Geneva Winery opens new location in Batavia

Geneva Winery keeps on growing, with a new location in Batavia opening up last week.

A ribbon-cutting ceremony was held Thursday at the new Geneva Winery location at 5 N. River St. in Batavia, with a grand opening event held Saturday. The new site joins the original Geneva Winery and Tasting Room at 426 S. Third St. in Geneva, which opened in the fall of 2020, followed by the Geneva Winery Bistro and Wine Bar, at 407 S. Third St. in Geneva, which followed in September of 2023.

With a fourth facility under construction in Elburn that includes a 6½-acre farm that will include a vineyard, the Geneva Winery brand has expanded quickly given that it was launched during the pandemic.

“I started the process in 2019 not knowing we were going to be hit by the pandemic. I think COVID came around, and it might have helped us,” said owner Brent Copstead, 53, of St. Charles. “More people were home, more were out drinking, and because of our place in Geneva – we had a large front yard and we could really space out seating. We were OK. We weren’t a restaurant that focused on seating people close together inside. We had the whole outdoor seating.”

Copstead said his own curiosity about winemaking fueled a career change that ended up with the opening of Geneva Winery.

“I was a marketing executive, and in St. Charles there was a homebrew shop. I walked in there one day, and there was homemade wine the owner had made that was very good. That was in 2014,” Copstead said. “That’s when I started making kit wines and experimenting, and it grew to this.”

The process of opening a spot in Batavia began almost two years ago when Copstead was approached by a property owner on River Street in the city who was already a customer at the winery’s Geneva locations.

“The owner of the building here in Batavia reached out to us in June of 2022,” Copstead said. “She was already visiting the Geneva Winery and said, ‘We’re looking for a staple to be on River Street and would you come and take a look at it?’ So, I went and looked, and I thought this is a great location. Batavia is a great place – very similar to Geneva, and with the farmers market on Saturday, it was just an ideal solution.”

The new facility in Batavia also includes a full banquet room that can be rented out, and seating along the Fox River.

About 90% of the wines at Geneva Winery are made locally right in Geneva with another 10% made in California specifically for the business. Altogether, Copstead said there are about 50 different varieties of wines offered by Geneva Winery.

Simon Foster, 24, of Geneva, who has worked as an assistant manager since 2021 at the winery’s original location, said the Batavia location should be successful.

“I hope what transfers here is the ambience we have created for the whole town there. You’re just kind of walking past and hear the music and see people having a good time,” he said about the winery’s Geneva locations. “It’s not a stuffy or stuck-up place. It is a casual, come on in, all walks of life included.
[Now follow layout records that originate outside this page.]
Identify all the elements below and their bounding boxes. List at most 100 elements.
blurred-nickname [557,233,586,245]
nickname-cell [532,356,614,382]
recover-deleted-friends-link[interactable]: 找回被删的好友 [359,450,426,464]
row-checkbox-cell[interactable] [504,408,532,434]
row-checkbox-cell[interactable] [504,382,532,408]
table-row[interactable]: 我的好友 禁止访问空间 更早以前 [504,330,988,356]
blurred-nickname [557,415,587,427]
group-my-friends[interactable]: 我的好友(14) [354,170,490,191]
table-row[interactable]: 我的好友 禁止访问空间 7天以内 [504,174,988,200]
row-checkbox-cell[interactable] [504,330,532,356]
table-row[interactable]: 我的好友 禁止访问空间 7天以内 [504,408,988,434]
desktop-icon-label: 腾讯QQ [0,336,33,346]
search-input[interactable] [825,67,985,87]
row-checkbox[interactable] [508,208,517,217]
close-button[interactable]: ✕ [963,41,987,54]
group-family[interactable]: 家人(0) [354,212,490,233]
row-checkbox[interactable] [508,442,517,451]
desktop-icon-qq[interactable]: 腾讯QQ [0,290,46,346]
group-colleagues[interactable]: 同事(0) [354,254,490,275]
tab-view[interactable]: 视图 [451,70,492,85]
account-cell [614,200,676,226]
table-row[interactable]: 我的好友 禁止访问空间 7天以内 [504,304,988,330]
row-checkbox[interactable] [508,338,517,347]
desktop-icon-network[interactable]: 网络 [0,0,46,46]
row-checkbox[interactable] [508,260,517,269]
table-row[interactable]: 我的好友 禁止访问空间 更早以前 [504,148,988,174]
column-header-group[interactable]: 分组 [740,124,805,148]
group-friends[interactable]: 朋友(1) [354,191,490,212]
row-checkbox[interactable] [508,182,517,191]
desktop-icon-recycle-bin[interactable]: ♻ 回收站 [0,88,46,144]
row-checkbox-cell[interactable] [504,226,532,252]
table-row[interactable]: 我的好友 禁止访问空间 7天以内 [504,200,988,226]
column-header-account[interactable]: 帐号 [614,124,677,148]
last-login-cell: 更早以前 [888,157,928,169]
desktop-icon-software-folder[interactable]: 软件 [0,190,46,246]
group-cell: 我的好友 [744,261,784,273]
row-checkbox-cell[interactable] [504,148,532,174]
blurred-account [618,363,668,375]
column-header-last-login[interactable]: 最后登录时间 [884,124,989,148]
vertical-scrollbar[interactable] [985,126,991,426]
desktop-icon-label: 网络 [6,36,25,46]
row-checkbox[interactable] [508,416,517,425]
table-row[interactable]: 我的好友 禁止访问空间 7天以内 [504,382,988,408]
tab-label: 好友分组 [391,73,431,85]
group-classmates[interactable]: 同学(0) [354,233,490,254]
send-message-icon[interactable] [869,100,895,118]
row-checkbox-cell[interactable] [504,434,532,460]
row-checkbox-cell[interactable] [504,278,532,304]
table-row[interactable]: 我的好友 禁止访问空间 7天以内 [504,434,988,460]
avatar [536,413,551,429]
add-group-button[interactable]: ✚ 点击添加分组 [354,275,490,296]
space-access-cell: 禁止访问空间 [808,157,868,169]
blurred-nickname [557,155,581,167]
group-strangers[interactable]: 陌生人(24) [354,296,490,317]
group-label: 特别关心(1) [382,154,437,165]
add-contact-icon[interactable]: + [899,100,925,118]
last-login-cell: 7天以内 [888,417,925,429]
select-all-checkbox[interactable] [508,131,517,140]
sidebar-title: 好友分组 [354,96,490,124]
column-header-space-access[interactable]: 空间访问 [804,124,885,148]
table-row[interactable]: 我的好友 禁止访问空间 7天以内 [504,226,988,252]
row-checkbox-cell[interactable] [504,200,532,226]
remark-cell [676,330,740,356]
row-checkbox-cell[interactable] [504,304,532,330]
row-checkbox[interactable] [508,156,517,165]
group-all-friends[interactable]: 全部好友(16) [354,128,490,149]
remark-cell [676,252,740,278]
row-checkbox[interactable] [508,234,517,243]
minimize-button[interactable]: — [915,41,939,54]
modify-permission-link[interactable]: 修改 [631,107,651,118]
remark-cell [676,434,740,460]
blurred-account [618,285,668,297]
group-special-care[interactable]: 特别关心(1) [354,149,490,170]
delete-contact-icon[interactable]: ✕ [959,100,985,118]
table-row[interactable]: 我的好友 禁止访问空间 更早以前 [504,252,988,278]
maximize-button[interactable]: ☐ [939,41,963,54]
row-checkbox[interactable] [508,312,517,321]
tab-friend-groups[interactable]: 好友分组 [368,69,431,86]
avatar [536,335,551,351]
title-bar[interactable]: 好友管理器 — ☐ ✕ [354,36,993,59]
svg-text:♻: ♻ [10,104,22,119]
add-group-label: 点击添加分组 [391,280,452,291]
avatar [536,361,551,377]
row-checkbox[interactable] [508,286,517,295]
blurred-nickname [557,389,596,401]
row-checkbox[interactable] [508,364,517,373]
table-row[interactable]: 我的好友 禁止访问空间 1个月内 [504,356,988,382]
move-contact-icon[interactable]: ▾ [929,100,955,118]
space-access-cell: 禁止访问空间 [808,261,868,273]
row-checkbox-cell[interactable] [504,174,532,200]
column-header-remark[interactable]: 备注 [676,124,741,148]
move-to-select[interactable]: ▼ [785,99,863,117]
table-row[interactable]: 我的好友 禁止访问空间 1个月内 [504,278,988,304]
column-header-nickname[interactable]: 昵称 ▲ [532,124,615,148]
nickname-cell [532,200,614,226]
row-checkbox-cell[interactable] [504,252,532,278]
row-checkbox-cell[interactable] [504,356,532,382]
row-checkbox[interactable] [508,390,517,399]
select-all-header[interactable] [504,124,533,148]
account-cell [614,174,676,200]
We’re excited to be in Batavia because a lot of us haven’t explored it too much and there are a lot of new businesses here.”

Margaret Perreault, president and CEO of the Batavia Chamber of Commerce, was beaming Thursday afternoon during the ribbon-cutting event for the winery’s new Batavia location.

“This is a very welcome addition, and we have been waiting and waiting for them to come here. We’re so excited. They are going to be a fabulous addition to our vibrant town and a great addition to our walkable area down here,” she said. “They already have a successful venture, and to bring that here to Batavia is just so, so exciting.”

Some may wonder why Copstead and company set up shop in a location less than three miles from the original Geneva Winery, but the winemaker said it reflects the company’s slogan “Our wines, our friends, our community.”

Brent Copstead, owner of Geneva Winery, shows off the tasting room inside the winery’s new location at 5 N. River St. in Batavia. (David Sharos / For The Beacon-News)

“Our niche is a little small town. We’re kind of like a microbrewery downtown where locals can come and enjoy a glass of wine and hang out with their friends. Batavia is the same thing,” he said. “What Batavia also offered unlike Geneva is a lot more indoor seating. We’re going from a 1,300-square-foot facility in Geneva to a 5,000-square-foot facility here which allows us to have more indoor seating and get us through the slower months in the winter.”

Copstead said the winery aims to be a part of the community.

“We make sure we source our products from the best around,” he said. “I think wine has always been something people thought was a little more elegant – a little more of a high-class thing. A lot of that feeling is because there are a lot of microbreweries but not micro-wineries. We’re looking to bring that kind of local winery to everybody. I think that’s what people will enjoy.”

David Sharos is a freelance reporter for The Beacon-News.